Cronaca locale

Darsena, Expo e palazzi Ora Milano piace (e Pisapia ruba i meriti)

La sinistra criticava cantieri e cemento e adesso esalta il nuovo volto della città Potere delle elezioni che si avvicinano

di Carlo Maria Lomartire

Una bella capriola, un bel «contrordine compagni» e - opla! - ecco che improvvisamente per i giornaloni Milano diventa bella vivibile attrattiva vivace coltissima avveniristica innovativa e ricca di energia. Perfino gioiosa e sorridente. Insomma tutte quelle cose che per anni ci è stato raccontato quanto ci mancassero e che ci è stato imposto di invidiare a Barcellona o a Berlino, a Vienna o ad Amsterdam. Ma cos'è successo, a cosa è dovuto questo improvviso cambiamento di umore, di attenzione e disponibilità verso Milano?

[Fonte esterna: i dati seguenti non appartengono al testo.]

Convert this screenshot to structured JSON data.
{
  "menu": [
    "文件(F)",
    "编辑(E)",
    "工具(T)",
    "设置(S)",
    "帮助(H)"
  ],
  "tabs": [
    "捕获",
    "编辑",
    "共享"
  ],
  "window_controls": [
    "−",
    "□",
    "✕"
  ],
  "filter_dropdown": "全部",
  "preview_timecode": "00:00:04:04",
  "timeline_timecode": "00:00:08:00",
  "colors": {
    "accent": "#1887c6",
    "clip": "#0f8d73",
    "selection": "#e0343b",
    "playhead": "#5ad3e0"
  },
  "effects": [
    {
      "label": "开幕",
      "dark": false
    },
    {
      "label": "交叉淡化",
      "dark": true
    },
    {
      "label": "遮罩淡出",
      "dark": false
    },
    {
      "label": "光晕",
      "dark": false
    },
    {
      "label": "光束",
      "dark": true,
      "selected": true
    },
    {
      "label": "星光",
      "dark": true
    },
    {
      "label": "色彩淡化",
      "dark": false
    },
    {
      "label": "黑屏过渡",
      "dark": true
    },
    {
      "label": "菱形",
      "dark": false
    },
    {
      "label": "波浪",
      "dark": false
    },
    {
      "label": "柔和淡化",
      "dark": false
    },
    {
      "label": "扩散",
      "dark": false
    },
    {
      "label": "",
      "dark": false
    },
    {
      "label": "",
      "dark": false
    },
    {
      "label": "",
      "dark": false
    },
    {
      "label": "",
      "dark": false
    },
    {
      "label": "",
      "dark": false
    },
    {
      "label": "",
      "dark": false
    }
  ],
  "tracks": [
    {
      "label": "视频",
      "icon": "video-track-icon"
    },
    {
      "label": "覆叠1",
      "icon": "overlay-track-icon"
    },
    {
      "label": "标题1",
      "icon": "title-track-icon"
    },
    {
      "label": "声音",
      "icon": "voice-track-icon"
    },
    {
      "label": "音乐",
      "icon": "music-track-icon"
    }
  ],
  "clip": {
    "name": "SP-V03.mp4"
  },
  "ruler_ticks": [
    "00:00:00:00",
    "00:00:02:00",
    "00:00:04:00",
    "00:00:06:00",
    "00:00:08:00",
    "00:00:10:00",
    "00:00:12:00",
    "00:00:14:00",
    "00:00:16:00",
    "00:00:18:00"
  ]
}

I più maligni possono pensare che sia dovuto al fatto che fra qualche mese si vota per il nuovo sindaco e a quello uscente bisogna pur dare qualche merito, nonostante abbia combinato ben poco. Perché se è vero che Giuliano Pisapia ci ha informati con largo anticipo che non intende ricandidarsi, del magro bilancio della sua giunta alle prossime elezioni rischia di dover comunque rispondere la maggioranza di centrosinistra e il candidato che essa proporrà ai milanesi. Ma forse questa è una banalità politichese. Mentre tutt'altro che ovvia e banale è una constatazione: tutto quello che adesso di Milano piace tanto ai giornaloni e ai loro commentatori di lusso è stato per anni durissimamente contrastato da partiti, movimenti, centri sociali e comitati vari che poi proprio in questa maggioranza arancione sono confluiti, che su tutti questi «no» hanno perfino organizzato dei referendum e intorno a tutti questi «no» hanno messo insieme il programma di Pisapia (peraltro ampiamente disatteso anche quello).

Ricordate? «No Expo», fortissimanete no a quell'Expo che adesso è considerato la grande vetrina globale della nuova Milano aperta sul mondo. E pazienza se lo ha voluto e conquistato un sindaco di centrodestra, Letizia Moratti. E i grattacieli, cosa non si è detto e scritto dei grattacieli da parte di certe mature archistar capaci di progettare quartieri che fanno pensare alla periferia di Bucarest, come di sciure per le quali la città dovrebbe essere tutta come via della Spiga o corso Magenta, un ricco paesone di lusso. Adesso invece tutti a contemplare compiaciuti il pinnacolo della torre Unicredit dalla bella piazza Gae Aulenti o il policromo Diamante o i due Boschi Verticali o il più alto grattacielo d'Italia sull'aria della vecchia Fiera. La nuova skyline di Milano ora piace molto e inorgoglisce i milanesi improvvisamente affamati di modernità. E pazienza se tutta questa nuova urbanistica è stata progettata e avviata da un altro sindaco di centrodestra, Gabriele Albertini. D'altra parte con questi due sindaci sono impostati anche i lavori per le due nuove linee della metropolitana, la 4 e la 5, e ancora pazienza se invece con la giunta arancione ha provveduto a ritardare il più possibile la loro realizzazione. E la tanto decantata Darsena, completata adesso in qualche modo? Se la sua sistemazione è durata un decennio, con la rinuncia al molto più ambizioso progetto originale, la responsabilità è anche delle ottuse resistenze dei solititi comitati; gli stessi che adesso, ad esempio, manifestano sotto Palazzo Marino contro il progetto di costruire al Portello il nuovo stadio del Milan. Certamente ricorderete anche il lungo piagnisteo per la mancanza di alberi, con mobilitazione di star e grandi firme oltre alle solite dame blasonate. Bene, quanti alberi sono stati piantati nell'era Pisapia? Zero. Molti, anzi, ne verranno inevitabilmente abbattuti per costrure la M4, ma il problema non si pone più. E pensare che basterebbe ripiantumare strade un tempo belle e ora penosamente degradate come via Benedetto Marcello o portare finalmente al suo destino di grande boulevard l'asse Sempione-Certosa. Pare, insomma, che siano improvvisamente cambiati i milanesi, ora entusiasti della loro città tanto che nulla hanno più da pretendere.

E invece no, i milanesi sono sempre gli stessi mentre è cambiato il punto di vista dei giornaloni e dei loro commentatori di lusso. Che abbiano capito che, insomma le cose bisogna farle?